History of Bundaberg Rowing Club
Chapter 4 — Lady Champions
Bundaberg's rowing stature in those inter-war years of the '20s and '30s was not confined to male rowers, for it was in this era that the club's women rowers gained equal renown. In fact, for practically the whole of the decade of the 1930s Bundaberg lady rowers dominated the State scene.
Two of the crews went within inches of winning the national title. The first was the initial State championship crew of 1930, comprising Edie Midgley (stroke), Flo Crossett, Audrey Hampson and May Brunke, with Percy Stibe as cox. Rowing the following year at Albert Park (Melbourne) in a borrowed, unsuitable boat — it was 40lb. heavier than any other in the race — they were beaten for the Australian title by a mere two feet. Johnny Lawrey was their coach. This crew won the State title in the three successive years from 1930 - 1932.
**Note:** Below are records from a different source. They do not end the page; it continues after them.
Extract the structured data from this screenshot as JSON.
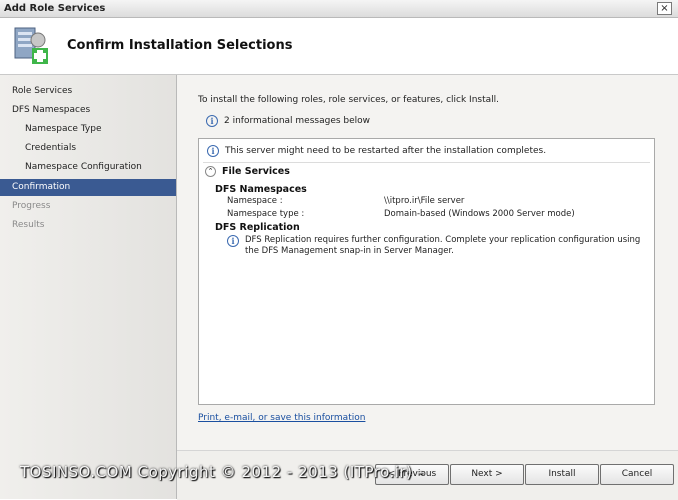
{
  "window": {
    "title": "Add Role Services",
    "close_glyph": "×"
  },
  "header": {
    "title": "Confirm Installation Selections",
    "icon": "server-roles-add-icon"
  },
  "nav": {
    "items": [
      {
        "label": "Role Services",
        "state": "normal"
      },
      {
        "label": "DFS Namespaces",
        "state": "normal"
      },
      {
        "label": "Namespace Type",
        "state": "normal"
      },
      {
        "label": "Credentials",
        "state": "normal"
      },
      {
        "label": "Namespace Configuration",
        "state": "normal"
      },
      {
        "label": "Confirmation",
        "state": "active"
      },
      {
        "label": "Progress",
        "state": "disabled"
      },
      {
        "label": "Results",
        "state": "disabled"
      }
    ]
  },
  "main": {
    "intro": "To install the following roles, role services, or features, click Install.",
    "info_count_text": "2 informational messages below",
    "details": {
      "restart_msg": "This server might need to be restarted after the installation completes.",
      "section_title": "File Services",
      "dfs_namespaces": {
        "heading": "DFS Namespaces",
        "namespace_label": "Namespace :",
        "namespace_value": "\\\\itpro.ir\\File server",
        "type_label": "Namespace type :",
        "type_value": "Domain-based (Windows 2000 Server mode)"
      },
      "dfs_replication": {
        "heading": "DFS Replication",
        "message": "DFS Replication requires further configuration. Complete your replication configuration using the DFS Management snap-in in Server Manager."
      }
    },
    "link_text": "Print, e-mail, or save this information"
  },
  "footer": {
    "previous_label": "< Previous",
    "next_label": "Next >",
    "install_label": "Install",
    "cancel_label": "Cancel"
  },
  "watermark": "TOSINSO.COM  Copyright © 2012 - 2013 (ITPro.ir) -"
}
Edie Midgley (str), Flo Crossett (3), Audrey Hampson (2), May Bunke (bow) , John Lawrey (coach), Percy Stibe (cox), Mrs A E Lewis (Manageress)
Audrey Hampson and Flo Crossett remained in the crew, Audrey Hampson taking over as stroke to win the State title again in 1934 and 1935. In the latter year, the crew contested the national title at Adelaide and was believed to have been first across the line, but the judge favoured another crew.
Then Veda Whetter came in as stroke, still with Flo Crossett and Audrey Hampson, and rowed to the State title success in four successive years from 1938 to 1941, inclusive. Gus Beiderman was bow in the first two years and Betty Bucholz the final two.
In all, Audrey Hampson and Flo Crosset contested eight national title championships.
This had been the period when Mr. A. E. (Dooley) Lewis led the club as a most successful President.
A particularly happy merger of the two branches of rowing occurred when Rob Slean and Flo Crosset became married. They imparted their prowess to their family, for one son, Alan, was in Mal Ford's State champion four and coxless four crews of 1970 and another, Merv, rowed in Ford's Queensland champion eights crews of 1972 and 1973.
But before this took place Bundaberg Rowing Club in the years after World War II had become recognised as one of Queensland rowing's outstanding clubs. It became the State club premiership winner on a number of occasions, but its reputation was earned as much by its administrative standards as by the expertise of its prominent members on the water.
For a few years honours were divided among the varying types of crews. In 1946 and 1947 the Rickert brothers were the mainstay of the open fours, winning the State title in those years.Rob Slean's Queensland sculling title, his second, came in 1947 and Nev Cullen continued in 1948, the year Col Zunker burst on the scene as stroke of both the open fours and the eights title winners, taking his eight to Hobart for the King's Cup race. Ivan Lloyd-Jones was a member of that crew, and he also joined Zunker's State-title winning four the following year.
In the same period the club gained ascendancy in the Under 20 fours, N. Wallace, S. Greenwood and J. Shaw stroking championship crews in 1947, 1948 and 1950.
Lady rowers, too, returned to prominence, the club's 1949 crew stroked by Nancy Kidd failing by only a canvas to win the Australian title when representing Queensland at Brisbane. Another crew, stroked by Betty Lister, annexed the State title in 1950, while in 1951 Miss Lister, in again stroking the State winners, was joined by three members of the 1949 champion crew - Dorothy Dahl, the married daughter of the renowned Paddy Christsen, of World War 1 sculling fame, Hazel Parry and Aileen Jarvis.
Dorothy Dhal (nee Christsen), Nancy Lewis (nee Kidd), Hazel Farmer (nee Parry), Aileen Luxton (nee Jarvis)
A frustrating period of almost a decade followed, in which the club's crews found the successes of State honours quite elusive. It was the era of new administration, however, Nev Cullen taking over the helm as a vigorous leader who prepared well for the considerable honours which were to flow to the club and to him personally in later years.